Philly’s Population Is Finally Growing Again — but Jobs Aren’t

The latest figures project a six-figure gain in residents by 2035, but just 40,000 new jobs. What can be done?

Imagine: 100,000 more Philadelphians over the next 20 years.

The last time the city posted that kind of gain was from 1930 to 1950, the year our population peaked at a little north of 2 million. No wonder folks were in a celebratory mood at the Center for Architecture last night, when the City Planning Commission formally released its two latest district plans, which it dubbed the “Visions for Our Metropolitan Center.”

Covering greater Center City and University City, that “metropolitan center” remains the city’s economic engine: According to the CPC, 51 percent of all jobs in the city are located there. So are a growing number of its residents: Center City alone grew by 17,000 people in the last decade, and the CPC projects a further rise of 20,000 by 2035.

All of those new residents are going to need to work somewhere — if they’re lucky, says the commission, up to 40,000 of them will find employment inside the city.

That’s not too bad, but it’s also not enough for a city with a massive jobs hole to refill. Over the previous four decades, as the city’s population fell, those who remained increasingly found work outside the city: While Philadelphia lost a fifth of its residents between 1970 and 2012, it lost a quarter of its jobs.

It didn’t have to be this way: Our East Coast peer cities, most of which also lost population after the 1960s, all gained jobs in that same time span. This discrepancy caught the attention of Center City District president and CEO Paul Levy, who noted it in a recent Philadelphia Inquirer op-ed. The city’s tax structure, which relies on “taxing what moves,” as he put it, doesn’t help matters any.

While it’s encouraging that, according to Census Bureau estimates, the city’s population rose by 1.4 percent from 2010 to 2012, to 1,547,607, Pew Philadelphia Research Initiative figures show the number of jobs rising only 0.9 percent, from 652,700 in the post-crash year of 2009 to 659,200 in 2011.

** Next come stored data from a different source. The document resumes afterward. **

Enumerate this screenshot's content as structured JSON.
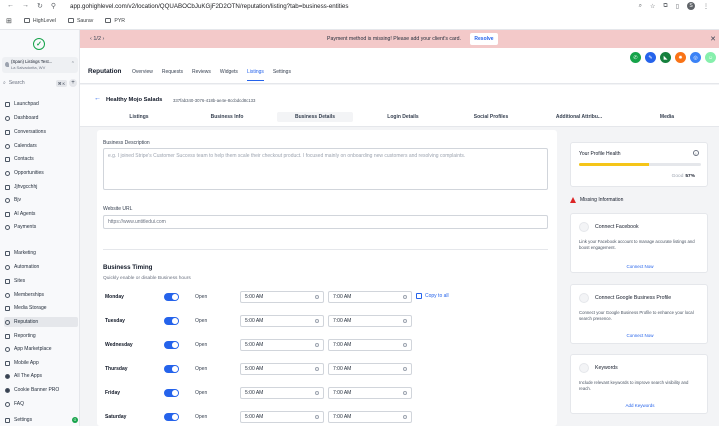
{
  "browser": {
    "url": "app.gohighlevel.com/v2/location/QQUABOCbJuKGjF2D2OTN/reputation/listing?tab=business-entities",
    "profile_initial": "S",
    "bookmarks": [
      "HighLevel",
      "Saurav",
      "PYR"
    ]
  },
  "sidebar": {
    "account_name": "(Span) Listings Test...",
    "account_location": "La Salvadorita, WV",
    "search_placeholder": "Search",
    "search_shortcut": "⌘ K",
    "items": [
      {
        "label": "Launchpad"
      },
      {
        "label": "Dashboard"
      },
      {
        "label": "Conversations"
      },
      {
        "label": "Calendars"
      },
      {
        "label": "Contacts"
      },
      {
        "label": "Opportunities"
      },
      {
        "label": "Jjhvgcchhj"
      },
      {
        "label": "Bjv"
      },
      {
        "label": "AI Agents"
      },
      {
        "label": "Payments"
      },
      {
        "label": "Marketing"
      },
      {
        "label": "Automation"
      },
      {
        "label": "Sites"
      },
      {
        "label": "Memberships"
      },
      {
        "label": "Media Storage"
      },
      {
        "label": "Reputation"
      },
      {
        "label": "Reporting"
      },
      {
        "label": "App Marketplace"
      },
      {
        "label": "Mobile App"
      },
      {
        "label": "All The Apps"
      },
      {
        "label": "Cookie Banner PRO"
      },
      {
        "label": "FAQ"
      },
      {
        "label": "Settings"
      }
    ],
    "settings_badge": "G"
  },
  "banner": {
    "pager": "1/2",
    "message": "Payment method is missing! Please add your client's card.",
    "resolve_label": "Resolve"
  },
  "header": {
    "title": "Reputation",
    "tabs": [
      "Overview",
      "Requests",
      "Reviews",
      "Widgets",
      "Listings",
      "Settings"
    ],
    "active_tab": "Listings"
  },
  "listing": {
    "name": "Healthy Mojo Salads",
    "id": "337fab340-3076-418b-ae4e-8ccbdcd8c133",
    "tabs": [
      "Listings",
      "Business Info",
      "Business Details",
      "Login Details",
      "Social Profiles",
      "Additional Attribu...",
      "Media"
    ],
    "active_tab": "Business Details"
  },
  "form": {
    "description_label": "Business Description",
    "description_placeholder": "e.g. I joined Stripe's Customer Success team to help them scale their checkout product. I focused mainly on onboarding new customers and resolving complaints.",
    "website_label": "Website URL",
    "website_placeholder": "https://www.untitledui.com",
    "timing_title": "Business Timing",
    "timing_subtitle": "Quickly enable or disable Business hours",
    "copy_label": "Copy to all",
    "days": [
      {
        "day": "Monday",
        "status": "Open",
        "open": "5:00 AM",
        "close": "7:00 AM"
      },
      {
        "day": "Tuesday",
        "status": "Open",
        "open": "5:00 AM",
        "close": "7:00 AM"
      },
      {
        "day": "Wednesday",
        "status": "Open",
        "open": "5:00 AM",
        "close": "7:00 AM"
      },
      {
        "day": "Thursday",
        "status": "Open",
        "open": "5:00 AM",
        "close": "7:00 AM"
      },
      {
        "day": "Friday",
        "status": "Open",
        "open": "5:00 AM",
        "close": "7:00 AM"
      },
      {
        "day": "Saturday",
        "status": "Open",
        "open": "5:00 AM",
        "close": "7:00 AM"
      }
    ]
  },
  "profile_health": {
    "title": "Your Profile Health",
    "rating": "Good",
    "percent_label": "57%",
    "percent": 57
  },
  "missing": {
    "title": "Missing Information",
    "cards": [
      {
        "title": "Connect Facebook",
        "desc": "Link your Facebook account to manage accurate listings and boost engagement.",
        "link": "Connect Now"
      },
      {
        "title": "Connect Google Business Profile",
        "desc": "Connect your Google Business Profile to enhance your local search presence.",
        "link": "Connect Now"
      },
      {
        "title": "Keywords",
        "desc": "Include relevant keywords to improve search visibility and reach.",
        "link": "Add Keywords"
      }
    ]
  },
  "colors": {
    "accent": "#2563eb",
    "banner_bg": "#f3c9c9",
    "health_bar": "#f5c518"
  }
}
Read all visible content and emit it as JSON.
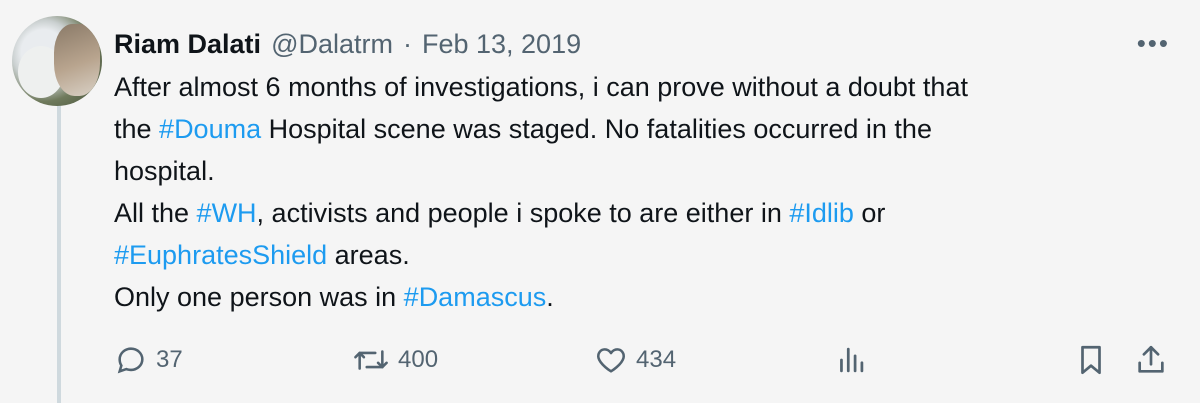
{
  "tweet": {
    "author_name": "Riam Dalati",
    "handle": "@Dalatrm",
    "separator": "·",
    "date": "Feb 13, 2019",
    "more_label": "•••",
    "lines": [
      [
        {
          "t": "After almost 6 months of investigations, i can prove without a doubt that"
        }
      ],
      [
        {
          "t": "the "
        },
        {
          "t": "#Douma",
          "tag": true
        },
        {
          "t": " Hospital scene was staged. No fatalities occurred in the"
        }
      ],
      [
        {
          "t": "hospital."
        }
      ],
      [
        {
          "t": "All the "
        },
        {
          "t": "#WH",
          "tag": true
        },
        {
          "t": ", activists and people i spoke to are either in "
        },
        {
          "t": "#Idlib",
          "tag": true
        },
        {
          "t": " or"
        }
      ],
      [
        {
          "t": "#EuphratesShield",
          "tag": true
        },
        {
          "t": " areas."
        }
      ],
      [
        {
          "t": "Only one person was in "
        },
        {
          "t": "#Damascus",
          "tag": true
        },
        {
          "t": "."
        }
      ]
    ]
  },
  "actions": {
    "reply_count": "37",
    "retweet_count": "400",
    "like_count": "434"
  },
  "colors": {
    "hashtag": "#1d9bf0",
    "secondary_text": "#536471"
  },
  "icons": [
    "reply-icon",
    "retweet-icon",
    "like-icon",
    "views-icon",
    "bookmark-icon",
    "share-icon",
    "more-icon"
  ]
}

If we take the population and employment figures for those end years above and add the CPC’s projected 2035 figures to them, population growth will continue to outpace job growth. And though the gap between them won’t be quite as large as it has been, it means the city will still be squandering one of its greatest assets: jobs within easy reach of residents on foot, by bike or via mass transit. And while University City’s big employers — its universities and hospitals, or “eds and meds” — have done more than their part to preserve this asset, they can’t do it all by themselves. Job growth within the traditional city core has been relatively weak during this same time period, according to Center City District figures, and except for the Navy Yard, the rest of the city hasn’t been picking up the slack.

Of course, the city of Philadelphia is just one part of a sprawling metropolitan region, and there are several major suburban job centers where city residents work. But many of the city residents who need that work the most don’t own cars, and getting to those centers on mass transit, while possible, is time-consuming and often requires traveling by bus on car-clogged highways — hardly an ideal solution.

How can we fix this? Levy is certainly right when he suggests that the city switch from taxing what moves to taxing what doesn’t: property. But that alone may not be enough, as long as the city keeps in place a Byzantine licensing and permitting regime that causes some would-be new business owners to burn through their seed money before they even open their doors. Maybe the CPC could add reshaping City Hall to its district planning agenda.